Carême vient de quarante : il s’agit de se priver de quelques bonnes choses pendant 40 jours avant le dimanche de Pâques. La pratique se base sur l’abstinence et véhicule une théologie sans rapport avec la vie de Jésus. Elle a pour origine l’idée que l’abondance nous éloigne de Dieu. Renoncer aux bienfaits du créateur permettrait de nous rapprocher de lui. Mais la Bible dit exactement le contraire.
Une spiritualité sans privations
La Bible dit exactement le contraire. Au chapitre 20 du livre de l’Exode (versets 22 à 24), Dieu vient bénir son peuple pendant les fêtes offertes en son honneur. C’est ce que la Bible appelle des fêtes de communion (souvent désignées par l’appellation fautive « sacrifice » de communion). Avec ses disciples, Jésus n'a jamais jeûné ni avant Pâque ni à un autre moment.

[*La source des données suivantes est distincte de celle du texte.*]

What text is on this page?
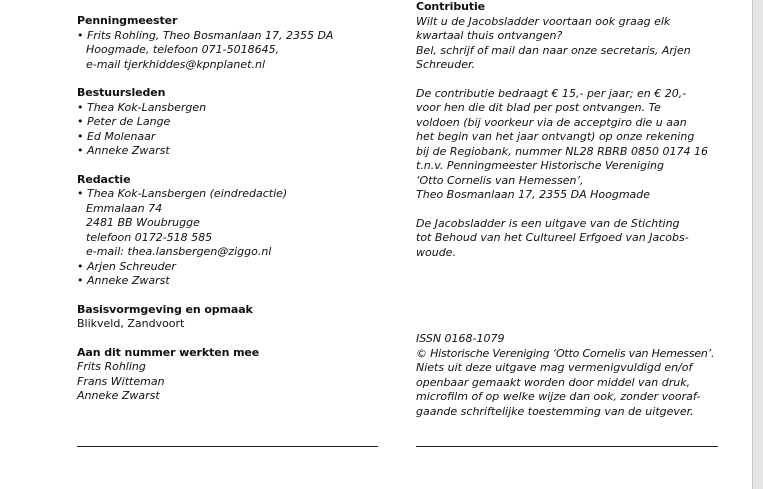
Penningmeester

• Frits Rohling, Theo Bosmanlaan 17, 2355 DA

Hoogmade, telefoon 071-5018645,

e-mail tjerkhiddes@kpnplanet.nl

Bestuursleden

• Thea Kok-Lansbergen

• Peter de Lange

• Ed Molenaar

• Anneke Zwarst

Redactie

• Thea Kok-Lansbergen (eindredactie)

Emmalaan 74

2481 BB Woubrugge

telefoon 0172-518 585

e-mail: thea.lansbergen@ziggo.nl

• Arjen Schreuder

• Anneke Zwarst

Basisvormgeving en opmaak

Blikveld, Zandvoort

Aan dit nummer werkten mee

Frits Rohling

Frans Witteman

Anneke Zwarst

Contributie

Wilt u de Jacobsladder voortaan ook graag elk

kwartaal thuis ontvangen?

Bel, schrijf of mail dan naar onze secretaris, Arjen

Schreuder.

De contributie bedraagt € 15,- per jaar; en € 20,-

voor hen die dit blad per post ontvangen. Te

voldoen (bij voorkeur via de acceptgiro die u aan

het begin van het jaar ontvangt) op onze rekening

bij de Regiobank, nummer NL28 RBRB 0850 0174 16

t.n.v. Penningmeester Historische Vereniging

‘Otto Cornelis van Hemessen’,

Theo Bosmanlaan 17, 2355 DA Hoogmade

De Jacobsladder is een uitgave van de Stichting

tot Behoud van het Cultureel Erfgoed van Jacobs-

woude.

ISSN 0168-1079

© Historische Vereniging ‘Otto Cornelis van Hemessen’.

Niets uit deze uitgave mag vermenigvuldigd en/of

openbaar gemaakt worden door middel van druk,

microfilm of op welke wijze dan ook, zonder vooraf-

gaande schriftelijke toestemming van de uitgever.
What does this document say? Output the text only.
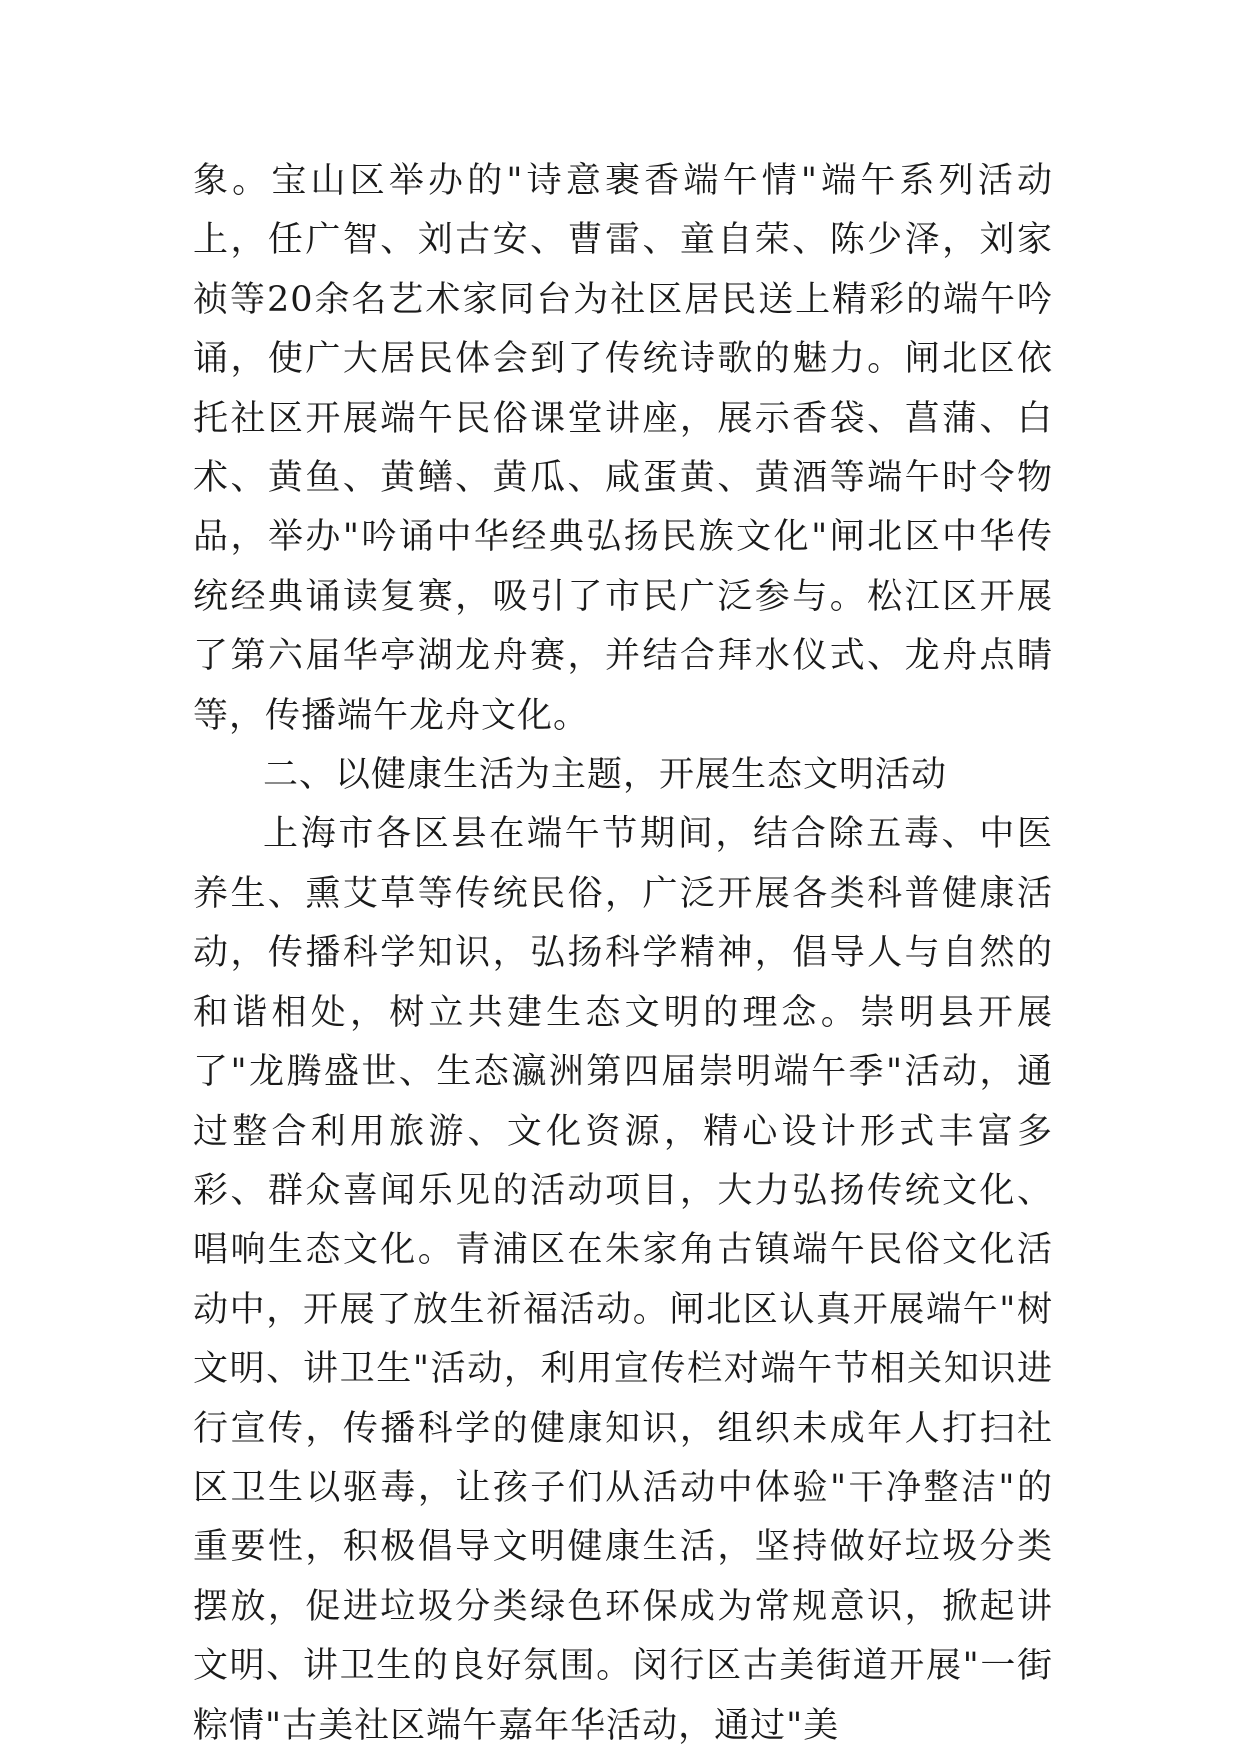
象。宝山区举办的"诗意裹香端午情"端午系列活动上，任广智、刘古安、曹雷、童自荣、陈少泽，刘家祯等20余名艺术家同台为社区居民送上精彩的端午吟诵，使广大居民体会到了传统诗歌的魅力。闸北区依托社区开展端午民俗课堂讲座，展示香袋、菖蒲、白术、黄鱼、黄鳝、黄瓜、咸蛋黄、黄酒等端午时令物品，举办"吟诵中华经典弘扬民族文化"闸北区中华传统经典诵读复赛，吸引了市民广泛参与。松江区开展了第六届华亭湖龙舟赛，并结合拜水仪式、龙舟点睛等，传播端午龙舟文化。

二、以健康生活为主题，开展生态文明活动

上海市各区县在端午节期间，结合除五毒、中医养生、熏艾草等传统民俗，广泛开展各类科普健康活动，传播科学知识，弘扬科学精神，倡导人与自然的和谐相处，树立共建生态文明的理念。崇明县开展了"龙腾盛世、生态瀛洲第四届崇明端午季"活动，通过整合利用旅游、文化资源，精心设计形式丰富多彩、群众喜闻乐见的活动项目，大力弘扬传统文化、唱响生态文化。青浦区在朱家角古镇端午民俗文化活动中，开展了放生祈福活动。闸北区认真开展端午"树文明、讲卫生"活动，利用宣传栏对端午节相关知识进行宣传，传播科学的健康知识，组织未成年人打扫社区卫生以驱毒，让孩子们从活动中体验"干净整洁"的重要性，积极倡导文明健康生活，坚持做好垃圾分类摆放，促进垃圾分类绿色环保成为常规意识，掀起讲文明、讲卫生的良好氛围。闵行区古美街道开展"一街粽情"古美社区端午嘉年华活动，通过"美
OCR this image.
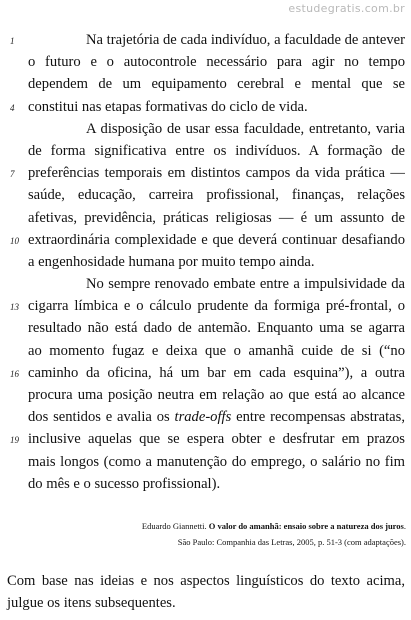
estudegratis.com.br
1	Na trajetória de cada indivíduo, a faculdade de antever
o futuro e o autocontrole necessário para agir no tempo
dependem de um equipamento cerebral e mental que se
4 constitui nas etapas formativas do ciclo de vida.
A disposição de usar essa faculdade, entretanto, varia
de forma significativa entre os indivíduos. A formação de
7 preferências temporais em distintos campos da vida prática —
saúde, educação, carreira profissional, finanças, relações
afetivas, previdência, práticas religiosas — é um assunto de
10 extraordinária complexidade e que deverá continuar desafiando
a engenhosidade humana por muito tempo ainda.
No sempre renovado embate entre a impulsividade da
13 cigarra límbica e o cálculo prudente da formiga pré-frontal, o
resultado não está dado de antemão. Enquanto uma se agarra
ao momento fugaz e deixa que o amanhã cuide de si (“no
16 caminho da oficina, há um bar em cada esquina”), a outra
procura uma posição neutra em relação ao que está ao alcance
dos sentidos e avalia os trade-offs entre recompensas abstratas,
19 inclusive aquelas que se espera obter e desfrutar em prazos
mais longos (como a manutenção do emprego, o salário no fim
do mês e o sucesso profissional).
Eduardo Giannetti. O valor do amanhã: ensaio sobre a natureza dos juros. São Paulo: Companhia das Letras, 2005, p. 51-3 (com adaptações).
Com base nas ideias e nos aspectos linguísticos do texto acima, julgue os itens subsequentes.
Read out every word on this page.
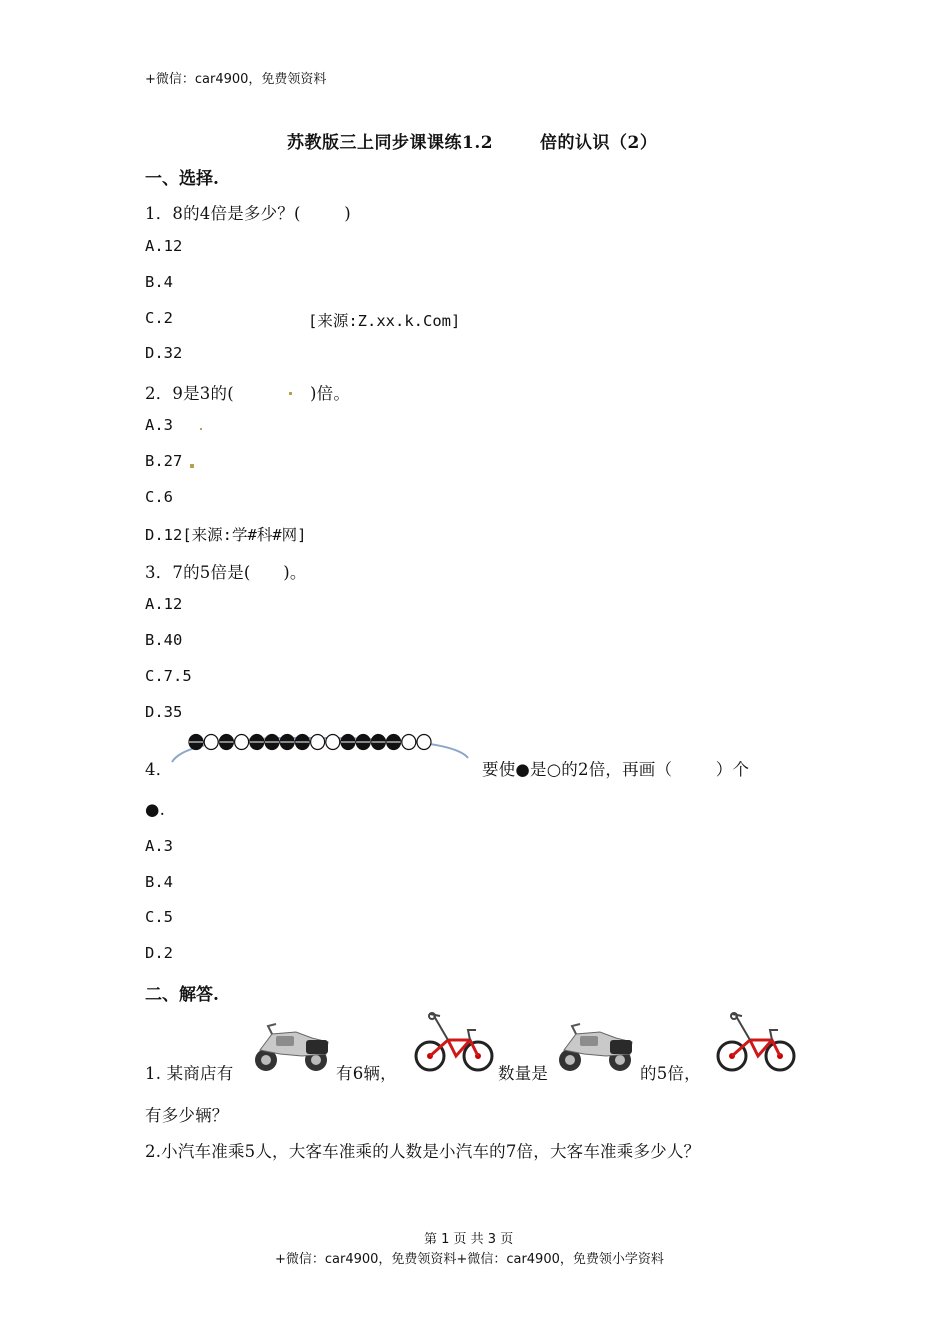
+微信：car4900，免费领资料
苏教版三上同步课课练1.2	倍的认识（2）
一、选择.
1．8的4倍是多少？(        )
A.12
B.4
C.2	[来源:Z.xx.k.Com]
D.32
2．9是3的(	)倍。
A.3
B.27
C.6
D.12[来源:学#科#网]
3．7的5倍是(      )。
A.12
B.40
C.7.5
D.35
4．	要使●是○的2倍，再画（        ）个
●.
A.3
B.4
C.5
D.2
二、解答.
1. 某商店有	有6辆，	数量是	的5倍，
有多少辆？
2.小汽车准乘5人，大客车准乘的人数是小汽车的7倍，大客车准乘多少人？
第 1 页 共 3 页
+微信：car4900，免费领资料+微信：car4900，免费领小学资料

Le chiffre quarante symbolise une période longue. Elle débouche sur une vie meilleure et (ou) accompagne un processus de maturation. Avant de partir en mission, Jésus passe 40 jours dans le désert. Mais, selon les évangiles, il ne ressent aucune privation. Lorsqu’il a faim, il converse avec le Diable puis les anges lui servent un repas (Matthieu 4.11). Selon l’évangile de Marc, les anges le servent pendant tout ce temps. La privation n’a pas sa place dans le récit de ces quarante jours.
Une belle symbolique
Par contre, la symbolique du chiffre quarante peut nourrir notre spiritualité. Elle indique un temps difficile et complexe marquant un épisode de la vie. Nul besoin en effet de s’imposer des privations. L’existence se charge de le faire sans nous demander notre avis. Matérielles, elles peuvent aussi être affectives, relationnelles, etc. Nous vivons toutes et tous des périodes où les événements de la vie nous coupent l'appétit. La Bible invite à garder espoir dans les temps de privation et à tenter d’en tirer du positif. Le récit des évangiles (Matthieu 4, Marc1 et Luc 4) le confirme : Jésus est passé par une période existentielle désertique avant de se lancer dans sa mission. Ces récits montrent de manière imagée qu’il a su éviter les remèdes faciles, pourtant si tentants.
Mais nous pouvons décider de nous ménager du temps pour vivre autre chose ou pour vivre autrement. Il ne s’agit pas de s’abstenir de quelque chose mais d’avoir un répit dans notre vie ordinaire pour l’agrémenter d’un projet ponctuel. C’est pour cela que les Églises proposent, par exemple des campagnes de carême. Il y a maints d’autres exemples bien sûr. En tout cas les récits de Jésus dans le désert nous invitent à éviter les perspectives faciles.
Vivre autrement pendant un temps nous procure alors de la satisfaction et, lorsque cela se termine, les anges viennent nous servir.